Superconductor Meissner effects for gravito-electromagnetic fields in harmonic coordinates due to non-relativistic gravitational sources

TL;DR

This paper develops a gravito-electromagnetic framework in harmonic coordinates, revealing superconductor Meissner effects for gravitational fields, and derives new penetration depths and flux quantization phenomena.

Contribution

It introduces a novel canonical momentum and coupling rule, leading to new London equations and gravito-magnetic field expulsion conditions in superconductors.

Findings

Gravito-magnetic fields are expelled only with magnetic fields present.

New penetration depths for magnetic and gravito-magnetic fields are derived.
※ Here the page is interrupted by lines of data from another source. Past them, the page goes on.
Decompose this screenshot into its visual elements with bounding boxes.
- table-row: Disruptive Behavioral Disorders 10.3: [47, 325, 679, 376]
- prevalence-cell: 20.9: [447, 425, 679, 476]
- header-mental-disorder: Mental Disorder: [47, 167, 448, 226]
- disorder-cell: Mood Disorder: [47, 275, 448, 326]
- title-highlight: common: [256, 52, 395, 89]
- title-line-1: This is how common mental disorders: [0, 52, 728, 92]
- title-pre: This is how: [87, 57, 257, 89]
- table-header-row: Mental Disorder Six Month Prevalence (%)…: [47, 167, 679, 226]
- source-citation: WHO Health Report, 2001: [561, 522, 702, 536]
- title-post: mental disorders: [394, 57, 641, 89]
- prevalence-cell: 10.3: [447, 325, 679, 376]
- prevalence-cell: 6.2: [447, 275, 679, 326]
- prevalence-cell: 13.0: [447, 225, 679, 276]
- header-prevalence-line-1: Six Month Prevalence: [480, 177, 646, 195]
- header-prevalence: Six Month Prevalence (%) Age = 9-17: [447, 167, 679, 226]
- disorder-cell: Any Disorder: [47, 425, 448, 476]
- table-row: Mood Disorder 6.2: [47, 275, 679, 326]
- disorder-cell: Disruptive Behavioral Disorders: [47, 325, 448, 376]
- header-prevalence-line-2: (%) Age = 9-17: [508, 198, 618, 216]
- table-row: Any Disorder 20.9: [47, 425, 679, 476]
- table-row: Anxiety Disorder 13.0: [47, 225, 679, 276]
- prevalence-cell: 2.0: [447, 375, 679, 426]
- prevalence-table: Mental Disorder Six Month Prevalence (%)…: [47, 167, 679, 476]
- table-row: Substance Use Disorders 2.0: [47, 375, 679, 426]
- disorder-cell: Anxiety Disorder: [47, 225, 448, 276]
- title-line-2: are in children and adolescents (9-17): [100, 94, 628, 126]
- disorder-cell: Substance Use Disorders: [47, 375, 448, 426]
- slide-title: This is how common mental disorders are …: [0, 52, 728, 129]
Flux quantization in superconductors is extended to gravito-electromagnetic contexts.

Abstract

It is well known that a covariant Lagrangian for relativistic charged particles can lead to a vanishing Hamiltonian. Alternatively, it is shown that using a "space+time" Lagrangian leads to a new canonical momentum and minimal coupling rule that describes the coupling of both electromagnetic and gravitational fields to a relativistic charged particle. Discrepancies between Hamiltonians obtained by various authors are resolved. The canonical momentum leads to a new form of the London equations and London gauge. Using the linearized Einstein field equation in harmonic coordinates, and a non-relativistic ideal fluid, leads to gravito-electromagnetic field equations. These are used to obtain new penetration depths for both the magnetic and gravito-magnetic fields. A key result is that the gravito-magnetic field is expelled from a superconductor only when a magnetic field is also present. The flux quantum in the body of a superconductor, and the quantized supercurrent in a superconducting ring are derived. Lastly, the case of a superconducting ring in the presence of a charged rotating mass cylinder is used as an example of applying the formalism developed.